My mind worked through an inventory. Gear. Intelligence. Evacuation routes. "I'll contact Marcus."
"Of course. Anything else?"
"Hope this isn't as catastrophic as it appears."
Our call ended. I immediately reached Marcus, who responded before the second tone.
"Michael briefed me via text. What's needed?"
No pleasantries. No wasted energy on comfort or false optimism. Marcus recognized that sentiment was a luxury until Dorian returned safely.
"Intelligence on the Federal complex. Architectural schematics, security systems, electrical infrastructure—anything providing tactical advantage." I headed toward my bedroom, already calculating essential equipment. "Plus surveillance. Visual confirmation on every access point and every vehicle within six blocks."
"James is accessing structural databases now. I can position thermal reconnaissance on three elevations within ninety minutes." I heard the computer keys clattering through the connection. "Matthew, you recognize this is manipulation."
"Affirmative."
"They want your presence for specific reasons. This isn't about ransom or negotiation."
I stopped at my bedroom threshold, phone pressed against my ear. "Then what?"
"Demonstration. They're proving they can acquire anyone, anywhere, anytime. Including those we treasure."
"Marcus—"
"We're covering you, brother. All of us. But exercise intelligence. Martyrs rescue nobody."

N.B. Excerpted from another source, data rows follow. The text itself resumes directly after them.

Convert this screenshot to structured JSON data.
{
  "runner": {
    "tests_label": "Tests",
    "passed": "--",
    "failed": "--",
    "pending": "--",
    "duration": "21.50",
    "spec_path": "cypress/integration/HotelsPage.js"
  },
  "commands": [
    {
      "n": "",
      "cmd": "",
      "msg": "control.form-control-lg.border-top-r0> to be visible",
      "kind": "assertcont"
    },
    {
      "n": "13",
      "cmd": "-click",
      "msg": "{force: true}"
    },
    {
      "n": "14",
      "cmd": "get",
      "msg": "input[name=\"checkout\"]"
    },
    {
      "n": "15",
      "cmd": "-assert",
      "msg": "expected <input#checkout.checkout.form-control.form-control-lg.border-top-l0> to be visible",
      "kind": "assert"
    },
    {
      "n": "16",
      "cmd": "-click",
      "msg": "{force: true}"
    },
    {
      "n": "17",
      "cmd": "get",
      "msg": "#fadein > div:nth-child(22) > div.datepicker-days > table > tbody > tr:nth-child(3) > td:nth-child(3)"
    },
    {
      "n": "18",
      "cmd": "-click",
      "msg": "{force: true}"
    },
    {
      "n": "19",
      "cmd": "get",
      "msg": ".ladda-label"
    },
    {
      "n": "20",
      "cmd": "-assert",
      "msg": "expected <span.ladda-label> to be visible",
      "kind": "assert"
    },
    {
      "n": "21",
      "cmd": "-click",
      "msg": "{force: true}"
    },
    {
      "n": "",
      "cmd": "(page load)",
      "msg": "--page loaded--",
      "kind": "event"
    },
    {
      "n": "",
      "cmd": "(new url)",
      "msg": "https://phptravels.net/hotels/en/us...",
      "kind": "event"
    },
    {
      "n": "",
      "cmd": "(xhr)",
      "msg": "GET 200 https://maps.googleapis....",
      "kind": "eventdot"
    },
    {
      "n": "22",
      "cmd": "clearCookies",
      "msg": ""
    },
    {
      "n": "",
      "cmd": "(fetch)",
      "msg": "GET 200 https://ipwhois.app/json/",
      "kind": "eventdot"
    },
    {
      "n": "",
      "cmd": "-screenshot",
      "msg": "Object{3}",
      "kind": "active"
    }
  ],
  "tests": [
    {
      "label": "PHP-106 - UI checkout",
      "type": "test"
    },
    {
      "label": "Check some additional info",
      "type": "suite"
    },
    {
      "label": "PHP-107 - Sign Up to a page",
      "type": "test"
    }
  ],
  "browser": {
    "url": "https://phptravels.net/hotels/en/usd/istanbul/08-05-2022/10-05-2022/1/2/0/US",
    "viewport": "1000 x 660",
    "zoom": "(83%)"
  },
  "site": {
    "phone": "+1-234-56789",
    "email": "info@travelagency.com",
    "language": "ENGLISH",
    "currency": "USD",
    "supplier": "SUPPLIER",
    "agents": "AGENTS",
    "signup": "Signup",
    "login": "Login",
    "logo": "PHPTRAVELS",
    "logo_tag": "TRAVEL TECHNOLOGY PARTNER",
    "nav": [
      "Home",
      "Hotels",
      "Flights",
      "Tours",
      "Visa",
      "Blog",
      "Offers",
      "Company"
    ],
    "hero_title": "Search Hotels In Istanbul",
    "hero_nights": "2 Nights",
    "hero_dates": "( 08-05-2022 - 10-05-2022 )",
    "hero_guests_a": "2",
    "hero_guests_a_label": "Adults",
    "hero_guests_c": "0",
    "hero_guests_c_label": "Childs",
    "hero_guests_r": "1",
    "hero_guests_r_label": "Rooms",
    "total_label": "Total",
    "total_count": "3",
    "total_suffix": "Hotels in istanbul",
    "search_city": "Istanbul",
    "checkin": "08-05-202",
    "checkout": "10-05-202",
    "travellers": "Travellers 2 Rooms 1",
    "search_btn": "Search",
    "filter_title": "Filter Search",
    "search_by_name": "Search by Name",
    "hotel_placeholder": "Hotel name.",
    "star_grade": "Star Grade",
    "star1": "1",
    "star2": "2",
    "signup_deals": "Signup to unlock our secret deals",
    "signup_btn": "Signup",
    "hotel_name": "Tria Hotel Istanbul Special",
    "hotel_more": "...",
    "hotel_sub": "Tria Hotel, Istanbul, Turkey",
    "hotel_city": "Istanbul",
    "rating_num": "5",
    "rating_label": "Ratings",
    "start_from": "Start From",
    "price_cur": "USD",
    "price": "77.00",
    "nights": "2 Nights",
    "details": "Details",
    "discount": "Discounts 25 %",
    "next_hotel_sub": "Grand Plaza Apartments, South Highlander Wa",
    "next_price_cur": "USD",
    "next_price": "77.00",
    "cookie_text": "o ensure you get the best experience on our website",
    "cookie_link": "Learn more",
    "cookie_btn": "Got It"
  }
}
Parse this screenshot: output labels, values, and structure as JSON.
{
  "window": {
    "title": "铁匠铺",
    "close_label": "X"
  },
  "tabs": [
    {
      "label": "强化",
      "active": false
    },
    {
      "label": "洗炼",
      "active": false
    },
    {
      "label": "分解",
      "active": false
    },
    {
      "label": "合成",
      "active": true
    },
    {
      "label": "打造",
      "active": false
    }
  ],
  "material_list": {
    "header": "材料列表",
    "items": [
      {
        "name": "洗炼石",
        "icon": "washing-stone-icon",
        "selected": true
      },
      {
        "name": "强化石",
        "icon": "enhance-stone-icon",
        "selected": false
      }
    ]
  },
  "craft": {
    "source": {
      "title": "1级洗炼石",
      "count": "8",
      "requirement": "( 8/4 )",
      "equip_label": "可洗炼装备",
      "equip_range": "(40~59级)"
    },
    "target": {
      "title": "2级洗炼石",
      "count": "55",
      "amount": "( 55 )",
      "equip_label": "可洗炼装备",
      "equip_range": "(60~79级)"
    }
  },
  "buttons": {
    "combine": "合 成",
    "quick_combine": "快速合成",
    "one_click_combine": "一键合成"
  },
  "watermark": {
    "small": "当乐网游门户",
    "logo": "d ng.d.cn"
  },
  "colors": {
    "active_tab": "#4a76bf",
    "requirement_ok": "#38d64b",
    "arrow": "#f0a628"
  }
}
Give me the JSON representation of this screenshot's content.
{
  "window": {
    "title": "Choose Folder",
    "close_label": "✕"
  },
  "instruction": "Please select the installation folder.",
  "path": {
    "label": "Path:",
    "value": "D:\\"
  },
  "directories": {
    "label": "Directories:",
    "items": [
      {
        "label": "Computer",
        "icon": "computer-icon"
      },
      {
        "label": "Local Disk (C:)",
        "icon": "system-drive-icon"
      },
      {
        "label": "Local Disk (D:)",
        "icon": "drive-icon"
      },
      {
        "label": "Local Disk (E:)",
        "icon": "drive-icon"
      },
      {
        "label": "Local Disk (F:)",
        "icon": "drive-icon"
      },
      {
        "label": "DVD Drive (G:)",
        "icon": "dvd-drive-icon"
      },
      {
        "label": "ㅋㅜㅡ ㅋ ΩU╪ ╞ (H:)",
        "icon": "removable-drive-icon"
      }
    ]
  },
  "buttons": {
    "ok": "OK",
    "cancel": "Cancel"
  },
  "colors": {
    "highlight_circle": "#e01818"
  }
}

The call ended. I remained in my bedroom doorway, staring at the disheveled bedding where Dorian had rested against me hours earlier. The indentation from his head still marked the pillow.
The digital clock beside the bed read 10:49 PM. Seventy-one minutes until my appearance at the Federal Building. Each second pulsed against my eardrums.
I knelt beside the dresser and worked my fingers along its base until I found the concealed release. The false bottom yielded with a whisper, revealing the gear I'd hoped never to use again. Emergency supplies that belonged to a different version of myself, one who'd out-maneuvered death in Afghan valleys.
The cloned flash drive came first, smaller than my thumbnail but containing enough evidence to incinerate Hoyle's entire network. Dorian had copied the original before hiding it, as insurance against this kind of scenario. I wrapped the device in electrical tape and worked it down into my boot's inner lining, nestling it against my ankle bone where searchers would overlook it.
If I don't walk out, at least the truth survives.
My service weapon followed—a Glock 19 that felt heavier than I remembered. I ejected the magazine and examined each round, brass casings winking under the bedroom's overhead light fixture. Fifteen cartridges plus one chambered. Sixteen opportunities to bring Dorian home or die trying.
The shoulder holster's leather had stiffened from disuse. I adjusted the straps to accommodate years of civilian softness around my torso. The weapon settled against my ribs like an unwelcome reminder of skills I didn't want to use.
A jacket concealed the hardware, dark fabric draping over the angular bulge beneath my left arm. I checked my reflection in the closet mirror—just another Seattle resident heading out for late-night errands.
My gaze drifted toward the living room, where my reading chair sat empty. I could still see Dorian wrapped in Ma's wool blanket while he told me a story about summer camp hornets. His laugh had transformed my ordinary furniture into something sacred, a place where broken people could heal.